Wednesday, March 20, 2013
When I lie down I say, 'When shall I arise?' But the night is long, and I am full of tossing till the dawn.
Job's anguish is compounded by sleepless nights. The agony of his physical suffering stretches through every day and continues through countless hours of tossing and turning through each night. His is a weary soul. The relentless pain of no relief wears on him with a constant driving friction.
Having had my own bouts with a sleep disorder, I empathize with Job's fears. Nothing matches the mental agony that accompanies the dread of another night's sleeplessness. Bed and pillows become instruments of torture. Blankets become strangling restraints. And the minutes tick by like hours as sleeplessness slows time to a painful and excruciating crawl. And all the mind can dwell on is the lack of rest. Sleep is the easiest and most natural of activities... and it will not come. The misery compounds each night that this pattern continues. Pretty soon the capacity to function at all slips away. Days and nights morph into a gray, drowsy, zombie haze.

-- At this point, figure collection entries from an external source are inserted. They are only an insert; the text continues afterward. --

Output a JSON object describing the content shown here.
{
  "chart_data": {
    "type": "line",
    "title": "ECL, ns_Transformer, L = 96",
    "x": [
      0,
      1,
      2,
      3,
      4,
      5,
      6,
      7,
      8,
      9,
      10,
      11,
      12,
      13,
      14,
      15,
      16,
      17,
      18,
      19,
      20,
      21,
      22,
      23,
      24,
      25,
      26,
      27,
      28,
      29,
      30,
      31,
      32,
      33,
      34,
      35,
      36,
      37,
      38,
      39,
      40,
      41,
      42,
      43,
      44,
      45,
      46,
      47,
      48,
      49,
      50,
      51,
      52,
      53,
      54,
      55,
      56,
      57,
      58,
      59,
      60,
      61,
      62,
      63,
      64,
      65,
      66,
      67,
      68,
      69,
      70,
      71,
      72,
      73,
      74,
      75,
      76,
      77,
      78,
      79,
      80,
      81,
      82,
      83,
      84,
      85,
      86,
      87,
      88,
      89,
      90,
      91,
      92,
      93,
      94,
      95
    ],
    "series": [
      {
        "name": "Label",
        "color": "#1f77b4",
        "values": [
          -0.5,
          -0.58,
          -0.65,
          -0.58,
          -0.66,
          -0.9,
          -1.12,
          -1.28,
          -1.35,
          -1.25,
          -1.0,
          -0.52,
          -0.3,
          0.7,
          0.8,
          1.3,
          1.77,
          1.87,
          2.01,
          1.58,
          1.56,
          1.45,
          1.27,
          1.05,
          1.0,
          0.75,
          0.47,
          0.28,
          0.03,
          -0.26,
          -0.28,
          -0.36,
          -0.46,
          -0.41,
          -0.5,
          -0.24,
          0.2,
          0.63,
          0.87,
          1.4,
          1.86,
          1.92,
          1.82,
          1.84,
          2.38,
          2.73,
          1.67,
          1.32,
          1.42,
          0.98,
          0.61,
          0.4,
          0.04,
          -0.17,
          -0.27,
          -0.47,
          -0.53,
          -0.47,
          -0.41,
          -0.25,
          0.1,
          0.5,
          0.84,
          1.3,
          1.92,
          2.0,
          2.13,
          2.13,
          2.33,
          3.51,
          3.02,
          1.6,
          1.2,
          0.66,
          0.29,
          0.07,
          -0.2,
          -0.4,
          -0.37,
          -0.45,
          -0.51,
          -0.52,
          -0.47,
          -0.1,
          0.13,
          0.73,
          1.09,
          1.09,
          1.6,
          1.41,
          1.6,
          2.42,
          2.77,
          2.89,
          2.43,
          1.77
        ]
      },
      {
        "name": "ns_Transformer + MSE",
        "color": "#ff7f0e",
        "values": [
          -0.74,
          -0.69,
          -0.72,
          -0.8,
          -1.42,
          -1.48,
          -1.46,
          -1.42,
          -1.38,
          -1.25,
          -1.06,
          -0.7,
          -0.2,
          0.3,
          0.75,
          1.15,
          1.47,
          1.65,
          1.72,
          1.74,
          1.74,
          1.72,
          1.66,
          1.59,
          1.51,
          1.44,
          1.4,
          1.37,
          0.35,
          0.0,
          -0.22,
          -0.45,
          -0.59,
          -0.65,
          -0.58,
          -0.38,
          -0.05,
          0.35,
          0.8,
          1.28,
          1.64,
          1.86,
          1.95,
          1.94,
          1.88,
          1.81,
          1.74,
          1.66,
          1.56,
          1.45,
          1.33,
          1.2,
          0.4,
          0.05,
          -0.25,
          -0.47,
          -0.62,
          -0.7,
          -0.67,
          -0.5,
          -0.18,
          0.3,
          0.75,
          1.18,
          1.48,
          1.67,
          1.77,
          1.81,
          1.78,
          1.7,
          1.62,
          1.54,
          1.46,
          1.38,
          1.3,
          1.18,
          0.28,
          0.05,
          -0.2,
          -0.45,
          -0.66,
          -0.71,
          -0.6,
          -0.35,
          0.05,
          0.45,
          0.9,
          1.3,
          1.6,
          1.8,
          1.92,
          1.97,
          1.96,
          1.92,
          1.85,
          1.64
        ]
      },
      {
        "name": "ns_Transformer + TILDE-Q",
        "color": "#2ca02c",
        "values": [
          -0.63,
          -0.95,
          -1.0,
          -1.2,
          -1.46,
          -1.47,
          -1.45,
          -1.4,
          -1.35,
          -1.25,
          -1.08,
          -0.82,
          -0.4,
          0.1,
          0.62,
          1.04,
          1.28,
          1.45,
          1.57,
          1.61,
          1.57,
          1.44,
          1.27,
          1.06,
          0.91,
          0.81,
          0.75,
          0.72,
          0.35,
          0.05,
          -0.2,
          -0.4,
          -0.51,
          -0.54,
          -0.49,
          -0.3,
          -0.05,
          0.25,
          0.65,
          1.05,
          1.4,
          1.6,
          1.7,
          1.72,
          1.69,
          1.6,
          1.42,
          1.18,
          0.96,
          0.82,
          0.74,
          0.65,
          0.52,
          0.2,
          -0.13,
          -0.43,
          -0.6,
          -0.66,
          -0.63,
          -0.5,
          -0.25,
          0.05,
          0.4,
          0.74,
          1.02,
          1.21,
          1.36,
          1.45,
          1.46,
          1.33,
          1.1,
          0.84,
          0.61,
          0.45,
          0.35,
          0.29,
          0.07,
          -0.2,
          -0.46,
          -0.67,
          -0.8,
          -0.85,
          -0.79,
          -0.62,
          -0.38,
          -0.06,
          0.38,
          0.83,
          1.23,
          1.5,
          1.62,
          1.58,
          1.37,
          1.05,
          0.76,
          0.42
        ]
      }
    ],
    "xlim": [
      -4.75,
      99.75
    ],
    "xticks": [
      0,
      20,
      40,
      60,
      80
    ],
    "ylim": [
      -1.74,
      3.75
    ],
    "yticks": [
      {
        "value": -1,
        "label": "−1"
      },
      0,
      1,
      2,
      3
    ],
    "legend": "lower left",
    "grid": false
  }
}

Depression is inevitable as the body wears down in sleeplessness. That explains a great deal of Job's negative perspective in his lament. He is innocent of the charges that Eliphaz has accused him of doing. But his mind is not at its sharpest defense. In the end, his best argument is to complain about his bitter circumstances and insist upon his blamelessness. The complaining may be the insomnia talking. The blamelessness is his integrity holding out some limited hope despite his circumstances.